RECKLESS, GLORIOUS, GIRL

by Ellen Hagan

Pub Date: Feb. 9th, 2021
ISBN: 978-1-5476-0460-9
Publisher: Bloomsbury

In this novel told in free verse, Beatrice Miller is on the verge of 13 and trying to figure out who she will become.

During the summer before seventh grade, Beatrice is at the boundary between childhood and something else. She’s happy with her small family—eccentric and free-spirited grandmother Mamaw and more conventional workaholic Mom—and best friends—dreamy, artsy Mariella and strong, fearless StaceyAnn. But she also longs to grow into a beautiful and mature member of the popular clique. Rather than stemming from any overarching external conflict, the narrative tension emerges from Beatrice’s conflicted inner world, illustrated right off the bat through her being torn between love of her Kentucky country town (painted especially lovingly through descriptions of meals and a garden motif) and shame at being thought a hillbilly and for her socio-economic status.
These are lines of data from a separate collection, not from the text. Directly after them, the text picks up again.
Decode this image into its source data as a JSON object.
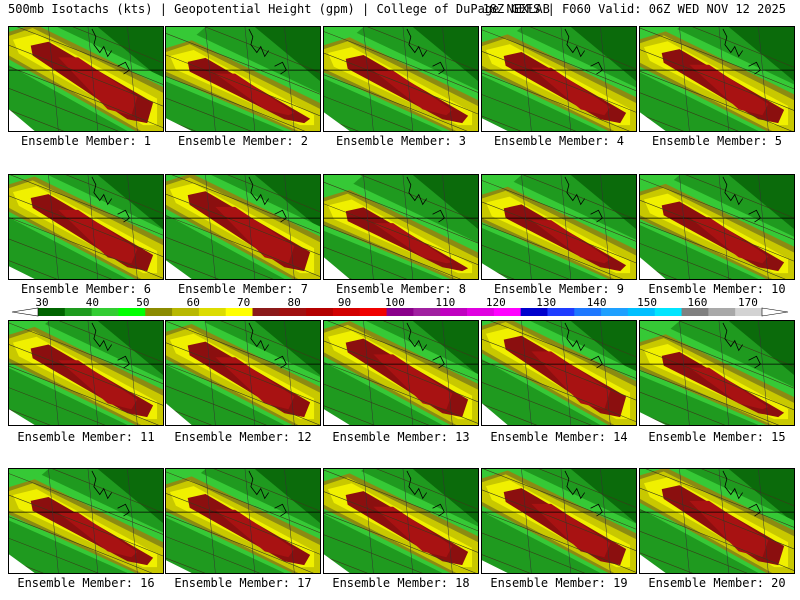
{
  "header": {
    "left": "500mb Isotachs (kts) | Geopotential Height (gpm) | College of DuPage NEXLAB",
    "right": "18Z GEFS | F060 Valid: 06Z WED NOV 12 2025"
  },
  "member_label": "Ensemble Member:",
  "members": [
    {
      "name": "Ensemble Member: 1"
    },
    {
      "name": "Ensemble Member: 2"
    },
    {
      "name": "Ensemble Member: 3"
    },
    {
      "name": "Ensemble Member: 4"
    },
    {
      "name": "Ensemble Member: 5"
    },
    {
      "name": "Ensemble Member: 6"
    },
    {
      "name": "Ensemble Member: 7"
    },
    {
      "name": "Ensemble Member: 8"
    },
    {
      "name": "Ensemble Member: 9"
    },
    {
      "name": "Ensemble Member: 10"
    },
    {
      "name": "Ensemble Member: 11"
    },
    {
      "name": "Ensemble Member: 12"
    },
    {
      "name": "Ensemble Member: 13"
    },
    {
      "name": "Ensemble Member: 14"
    },
    {
      "name": "Ensemble Member: 15"
    },
    {
      "name": "Ensemble Member: 16"
    },
    {
      "name": "Ensemble Member: 17"
    },
    {
      "name": "Ensemble Member: 18"
    },
    {
      "name": "Ensemble Member: 19"
    },
    {
      "name": "Ensemble Member: 20"
    }
  ],
  "colorbar": {
    "labels": [
      "30",
      "40",
      "50",
      "60",
      "70",
      "80",
      "90",
      "100",
      "110",
      "120",
      "130",
      "140",
      "150",
      "160",
      "170"
    ],
    "colors": [
      "#006400",
      "#1e9b1e",
      "#32cd32",
      "#00ff00",
      "#8b8b00",
      "#b8b800",
      "#dcdc00",
      "#ffff00",
      "#8b1a1a",
      "#a01010",
      "#b40000",
      "#d20000",
      "#f00000",
      "#8b008b",
      "#a020a0",
      "#c000c0",
      "#e000e0",
      "#ff00ff",
      "#0000cd",
      "#1e3cff",
      "#1e78ff",
      "#1ea0ff",
      "#00bfff",
      "#00e5ff",
      "#808080",
      "#a9a9a9",
      "#d3d3d3"
    ]
  },
  "palette": {
    "green_dark": "#0b6b0b",
    "green": "#1f9a1f",
    "green_light": "#36c936",
    "olive": "#8b8b12",
    "yellow_dark": "#c8c800",
    "yellow": "#f0f000",
    "maroon": "#8b0f0f",
    "red": "#a81212"
  }
}
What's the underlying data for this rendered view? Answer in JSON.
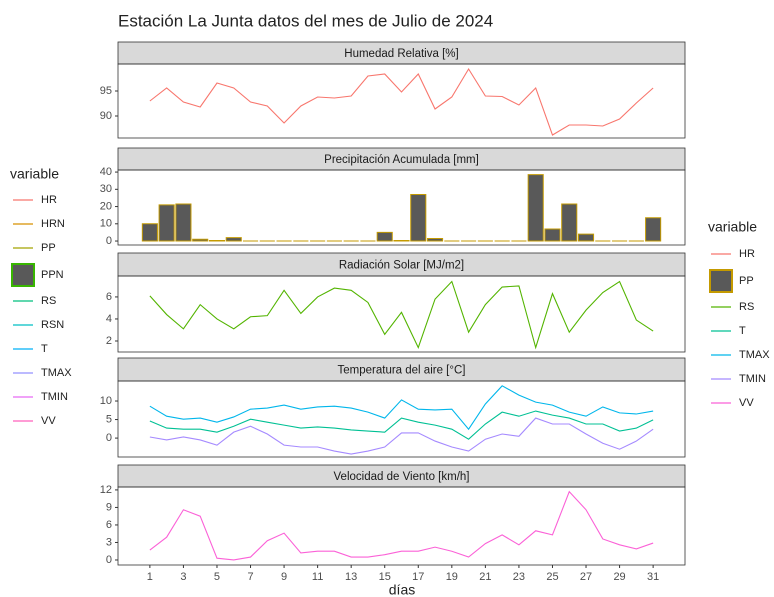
{
  "title": "Estación La Junta datos del mes de Julio de 2024",
  "xlabel": "días",
  "legends": [
    {
      "title": "variable",
      "items": [
        {
          "name": "HR",
          "color": "#F8766D"
        },
        {
          "name": "HRN",
          "color": "#D89000"
        },
        {
          "name": "PP",
          "color": "#A3A500"
        },
        {
          "name": "PPN",
          "color": "#595959",
          "edgecolor": "#39B600"
        },
        {
          "name": "RS",
          "color": "#00BF7D"
        },
        {
          "name": "RSN",
          "color": "#00BFC4"
        },
        {
          "name": "T",
          "color": "#00B0F6"
        },
        {
          "name": "TMAX",
          "color": "#9590FF"
        },
        {
          "name": "TMIN",
          "color": "#E76BF3"
        },
        {
          "name": "VV",
          "color": "#FF62BC"
        }
      ]
    },
    {
      "title": "variable",
      "items": [
        {
          "name": "HR",
          "color": "#F8766D"
        },
        {
          "name": "PP",
          "color": "#595959",
          "edgecolor": "#C49A00"
        },
        {
          "name": "RS",
          "color": "#53B400"
        },
        {
          "name": "T",
          "color": "#00C094"
        },
        {
          "name": "TMAX",
          "color": "#00B6EB"
        },
        {
          "name": "TMIN",
          "color": "#A58AFF"
        },
        {
          "name": "VV",
          "color": "#FB61D7"
        }
      ]
    }
  ],
  "chart_data": [
    {
      "type": "line",
      "title": "Humedad Relativa [%]",
      "x": [
        1,
        2,
        3,
        4,
        5,
        6,
        7,
        8,
        9,
        10,
        11,
        12,
        13,
        14,
        15,
        16,
        17,
        18,
        19,
        20,
        21,
        22,
        23,
        24,
        25,
        26,
        27,
        28,
        29,
        30,
        31
      ],
      "xlim": [
        -0.9,
        32.9
      ],
      "ylim": [
        85.6,
        100.4
      ],
      "yticks": [
        90,
        95
      ],
      "series": [
        {
          "name": "HR",
          "color": "#F8766D",
          "values": [
            93.0,
            95.6,
            92.8,
            91.8,
            96.6,
            95.6,
            92.8,
            92.0,
            88.6,
            92.0,
            93.8,
            93.6,
            94.0,
            98.0,
            98.4,
            94.8,
            98.4,
            91.4,
            93.8,
            99.4,
            94.0,
            93.9,
            92.2,
            95.6,
            86.2,
            88.2,
            88.2,
            88.0,
            89.4,
            92.6,
            95.6
          ]
        }
      ]
    },
    {
      "type": "bar",
      "title": "Precipitación Acumulada [mm]",
      "x": [
        1,
        2,
        3,
        4,
        5,
        6,
        7,
        8,
        9,
        10,
        11,
        12,
        13,
        14,
        15,
        16,
        17,
        18,
        19,
        20,
        21,
        22,
        23,
        24,
        25,
        26,
        27,
        28,
        29,
        30,
        31
      ],
      "xlim": [
        -0.9,
        32.9
      ],
      "ylim": [
        -2.3,
        41.2
      ],
      "yticks": [
        0,
        10,
        20,
        30,
        40
      ],
      "series": [
        {
          "name": "PP",
          "color": "#595959",
          "edgecolor": "#C49A00",
          "values": [
            10,
            21,
            21.5,
            1,
            0.3,
            2,
            0,
            0,
            0,
            0,
            0,
            0,
            0,
            0,
            5,
            0.3,
            27,
            1.5,
            0,
            0,
            0,
            0,
            0,
            38.5,
            7,
            21.5,
            4,
            0,
            0,
            0,
            13.5
          ]
        }
      ]
    },
    {
      "type": "line",
      "title": "Radiación Solar [MJ/m2]",
      "x": [
        1,
        2,
        3,
        4,
        5,
        6,
        7,
        8,
        9,
        10,
        11,
        12,
        13,
        14,
        15,
        16,
        17,
        18,
        19,
        20,
        21,
        22,
        23,
        24,
        25,
        26,
        27,
        28,
        29,
        30,
        31
      ],
      "xlim": [
        -0.9,
        32.9
      ],
      "ylim": [
        1.0,
        7.9
      ],
      "yticks": [
        2,
        4,
        6
      ],
      "series": [
        {
          "name": "RS",
          "color": "#53B400",
          "values": [
            6.1,
            4.4,
            3.1,
            5.3,
            4.0,
            3.1,
            4.2,
            4.3,
            6.6,
            4.5,
            6.0,
            6.8,
            6.6,
            5.5,
            2.6,
            4.6,
            1.4,
            5.8,
            7.4,
            2.8,
            5.3,
            6.9,
            7.0,
            1.4,
            6.3,
            2.8,
            4.8,
            6.4,
            7.4,
            3.9,
            2.9
          ]
        }
      ]
    },
    {
      "type": "line",
      "title": "Temperatura del aire [°C]",
      "x": [
        1,
        2,
        3,
        4,
        5,
        6,
        7,
        8,
        9,
        10,
        11,
        12,
        13,
        14,
        15,
        16,
        17,
        18,
        19,
        20,
        21,
        22,
        23,
        24,
        25,
        26,
        27,
        28,
        29,
        30,
        31
      ],
      "xlim": [
        -0.9,
        32.9
      ],
      "ylim": [
        -5.1,
        15.4
      ],
      "yticks": [
        0,
        5,
        10
      ],
      "series": [
        {
          "name": "T",
          "color": "#00C094",
          "values": [
            4.6,
            2.7,
            2.4,
            2.4,
            1.6,
            3.2,
            5.1,
            4.3,
            3.5,
            2.7,
            3.0,
            2.7,
            2.2,
            1.9,
            1.6,
            5.4,
            4.3,
            3.5,
            2.4,
            -0.3,
            3.8,
            7.0,
            5.9,
            7.3,
            6.2,
            5.4,
            3.8,
            3.8,
            1.9,
            2.7,
            4.9
          ]
        },
        {
          "name": "TMAX",
          "color": "#00B6EB",
          "values": [
            8.6,
            5.9,
            5.1,
            5.4,
            4.3,
            5.7,
            7.8,
            8.1,
            8.9,
            7.8,
            8.4,
            8.6,
            8.1,
            7.0,
            5.4,
            10.3,
            7.8,
            7.6,
            7.8,
            2.4,
            9.2,
            14.1,
            11.6,
            9.7,
            8.9,
            7.0,
            5.9,
            8.4,
            6.8,
            6.5,
            7.3
          ]
        },
        {
          "name": "TMIN",
          "color": "#A58AFF",
          "values": [
            0.3,
            -0.5,
            0.3,
            -0.5,
            -1.9,
            1.6,
            3.2,
            1.1,
            -1.9,
            -2.4,
            -2.4,
            -3.5,
            -4.3,
            -3.5,
            -2.4,
            1.4,
            1.4,
            -0.8,
            -2.4,
            -3.5,
            -0.3,
            1.1,
            0.5,
            5.4,
            3.8,
            3.8,
            1.1,
            -1.4,
            -3.0,
            -0.8,
            2.4
          ]
        }
      ]
    },
    {
      "type": "line",
      "title": "Velocidad de Viento [km/h]",
      "x": [
        1,
        2,
        3,
        4,
        5,
        6,
        7,
        8,
        9,
        10,
        11,
        12,
        13,
        14,
        15,
        16,
        17,
        18,
        19,
        20,
        21,
        22,
        23,
        24,
        25,
        26,
        27,
        28,
        29,
        30,
        31
      ],
      "xlim": [
        -0.9,
        32.9
      ],
      "ylim": [
        -0.86,
        12.5
      ],
      "yticks": [
        0,
        3,
        6,
        9,
        12
      ],
      "xticks": [
        1,
        3,
        5,
        7,
        9,
        11,
        13,
        15,
        17,
        19,
        21,
        23,
        25,
        27,
        29,
        31
      ],
      "series": [
        {
          "name": "VV",
          "color": "#FB61D7",
          "values": [
            1.7,
            3.9,
            8.6,
            7.5,
            0.3,
            0,
            0.5,
            3.3,
            4.6,
            1.2,
            1.5,
            1.5,
            0.5,
            0.5,
            0.9,
            1.5,
            1.5,
            2.2,
            1.5,
            0.5,
            2.8,
            4.3,
            2.6,
            5.0,
            4.3,
            11.7,
            8.6,
            3.6,
            2.6,
            1.9,
            2.9
          ]
        }
      ]
    }
  ]
}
Every now and then Beatrice dips into territory so overly generalized as to feel clichéd (standard-issue gym-class angst and undersupervised spin-the-bottle parties), but the strong female bonds and varied characterizations elevate Beatrice’s struggles against gender expectations, whether in the form of beauty rules or teachers’ privileging boys, as she tries to find her own voice. Beatrice and her family are White; Mariella is Mexican American, and StaceyAnn has a Black father and White mother. One character comes out in a scene that highlights casual acceptance without denigrating the moment’s importance to the character.

An introspective, sensitive tale that readers can grow along with.